Re: [PATCH v1 1/1] PCI/ERR: Handle fatal error recovery for non-hotplug capable devices

From: Kuppuswamy, Sathyanarayanan
Date: Wed May 27 2020 - 23:59:15 EST




On 5/26/20 11:41 PM, Yicong Yang wrote:
We should do slot reset if driver required, but it's different from the `slot reset` in pci_bus_error_reset().
Previously we don't do a slot reset and call ->slot_reset() directly, I don't know the certain reason.
IIUC, your concern is whether it is correct to trigger reset for
pci_channel_io_normal case right ? Please correct me if my
assumption is incorrect.
right.

If its true, then why would report_error_detected() will return
PCI_ERS_*_NEED_RESET for pci_channel_io_normal case ? If
report_error_detected() requests reset in pci_channel_io_normal
case then I think we should give preference to it.
If we get PCI_ERS_*_NEED_RESET, we should do slot reset, no matter it's a
hotpluggable slot or not.

pci_slot_reset() function itself has dependency on hotplug ops. So
what kind of slot reset is needed for non-hotplug case?
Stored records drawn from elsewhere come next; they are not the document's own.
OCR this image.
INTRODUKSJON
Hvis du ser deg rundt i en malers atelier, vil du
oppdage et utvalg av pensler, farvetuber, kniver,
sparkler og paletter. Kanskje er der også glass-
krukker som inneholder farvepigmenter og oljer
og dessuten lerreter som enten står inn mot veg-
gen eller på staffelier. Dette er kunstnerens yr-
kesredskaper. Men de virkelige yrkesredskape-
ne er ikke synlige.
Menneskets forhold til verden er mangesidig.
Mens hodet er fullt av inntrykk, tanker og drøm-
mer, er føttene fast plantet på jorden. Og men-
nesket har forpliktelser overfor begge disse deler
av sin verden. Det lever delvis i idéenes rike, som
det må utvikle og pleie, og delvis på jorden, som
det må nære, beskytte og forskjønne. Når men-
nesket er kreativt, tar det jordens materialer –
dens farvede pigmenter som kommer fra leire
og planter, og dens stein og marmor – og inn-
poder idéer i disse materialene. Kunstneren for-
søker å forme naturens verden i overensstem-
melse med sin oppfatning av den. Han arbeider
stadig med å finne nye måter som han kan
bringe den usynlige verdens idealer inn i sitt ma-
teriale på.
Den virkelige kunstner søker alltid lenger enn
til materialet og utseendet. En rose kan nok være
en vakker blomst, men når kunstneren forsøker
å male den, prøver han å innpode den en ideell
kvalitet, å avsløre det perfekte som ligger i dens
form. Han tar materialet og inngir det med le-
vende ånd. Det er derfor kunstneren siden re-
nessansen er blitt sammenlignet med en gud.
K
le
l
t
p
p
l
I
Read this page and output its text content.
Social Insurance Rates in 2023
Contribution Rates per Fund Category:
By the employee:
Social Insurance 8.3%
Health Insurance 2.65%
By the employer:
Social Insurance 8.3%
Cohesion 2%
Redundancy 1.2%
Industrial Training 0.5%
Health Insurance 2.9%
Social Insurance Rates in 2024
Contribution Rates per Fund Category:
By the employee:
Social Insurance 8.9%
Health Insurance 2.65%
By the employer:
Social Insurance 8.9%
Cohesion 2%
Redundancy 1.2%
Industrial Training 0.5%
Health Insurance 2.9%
static int pci_slot_reset(struct pci_slot *slot, int probe)
{
int rc;

if (!slot || !pci_slot_resetable(slot))
return -ENOTTY;

if (!probe)
pci_slot_lock(slot);

might_sleep();

rc = pci_reset_hotplug_slot(slot->hotplug, probe);

if (!probe)
pci_slot_unlock(slot);

return rc;
}

static int pci_reset_hotplug_slot(struct hotplug_slot *hotplug, int probe)
{
int rc = -ENOTTY;

if (!hotplug || !try_module_get(hotplug->owner))
return rc;

if (hotplug->ops->reset_slot)
rc = hotplug->ops->reset_slot(hotplug, probe);

module_put(hotplug->owner);

return rc;
}
And we shouldn't do it here in reset_link(), that's
two separate things. The `slot reset` done in aer_root_reset() is only for *link
reset*, as there may have some side effects to perform secondary bus reset directly
for hotpluggable slot, as mentioned in commit c4eed62a2143, so it use slot reset
to do the reset link things.

As for slot reset required by the driver, we should perform it later just before the
->slot_reset(). I noticed the TODO comments there and we should implement
it if it's necessary.
I agree.

It lies in line 183, drivers/pcie/err.c:

if (status == PCI_ERS_RESULT_NEED_RESET) {
/*
* TODO: Should call platform-specific
* functions to reset slot before calling
* drivers' slot_reset callbacks?
*/
status = PCI_ERS_RESULT_RECOVERED;
pci_dbg(dev, "broadcast slot_reset message\n");
pci_walk_bus(bus, report_slot_reset, &status);
}